Opposition lawmakers in Moscow failed on Thursday to legalize a resilient opposition camp in the city’s center that faces pressure from city authorities and law enforcement.

Members of the district council in the Presnensky District proposed to sanction the opposition to hold a festival dubbed Summer of Freedom on Tverskoi Boulevard between May 17 and September 1.

But the vote fell through on Thursday after heated discussion due to lack of a quorum.

Three opposition lawmakers were prevented from attending the vote by the authorities on various pretexts, Radio Liberty reported former district head Alexander Krasnov as saying.

The camp was established on Chistoprudny Boulevard on May 9 after two days of police cracking down on opposition gatherings in downtown Moscow in the wake of President Vladimir Putin’s inauguration.

On Tuesday, the authorities expelled the camp – which attracted between several dozens and several thousand protesters, depending on the time of the day – citing complaints from seven residents in the neighborhood.

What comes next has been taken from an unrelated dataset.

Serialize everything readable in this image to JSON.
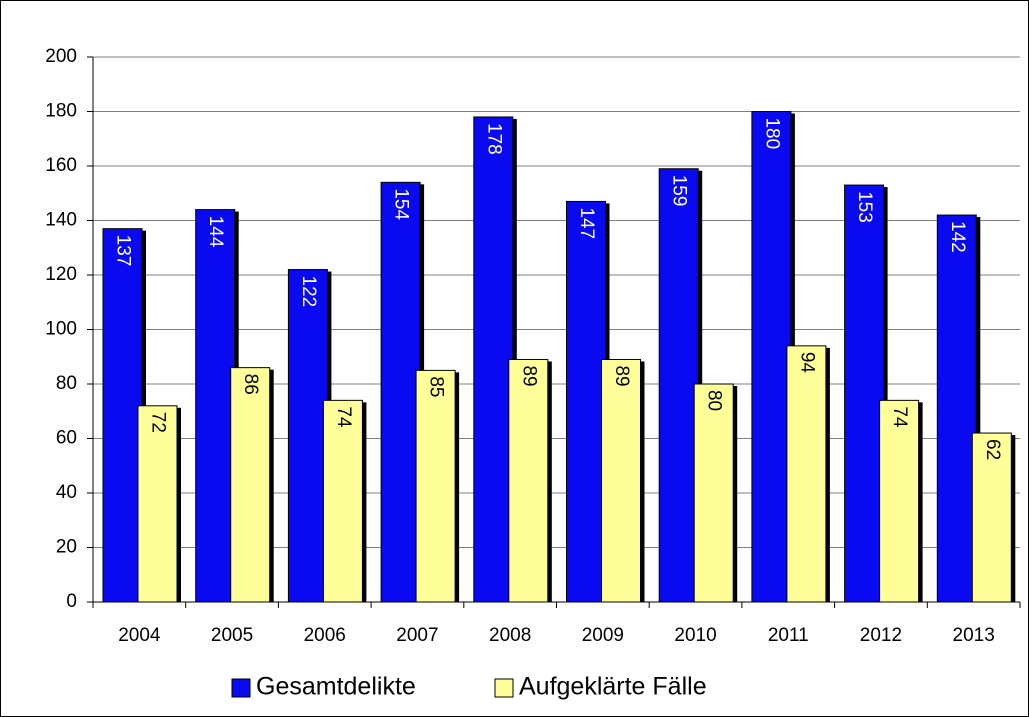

However, the protesters took the camp to Kudrinskaya Square, where they managed to secure a foothold despite a police crackdown that resulted in some 20 arrests on late Wednesday.

Activists accused police of stealing their food and moneybox with some 200,000 rubles ($6,400). Police denied theft allegations and said the protesters, who established an improvised buffet, did not have the right to distribute food in the streets.

Mass anti-Putin protests have been ongoing in Moscow since December. Tensions flared at a May 6 rally, which saw protesters clash with police, who briefly detained 650 people, according to rights activists’ figures.

The latest protest, a mass promenade across city boulevards last Sunday organized by several prominent writers and poets, attracted between 2,000 according to police reports and 20,000 according to the organizers’ estimates. Police did not intervene with the event despite it being unsanctioned.

Moscow’s artists and musicians are planning their own unsanctioned mass walks in the coming days, starting Saturday. The Prosecutor General’s Office said on Thursday such walks could lead to crime and slapped one of the organizers, curator Yury Samodurov, with a warning.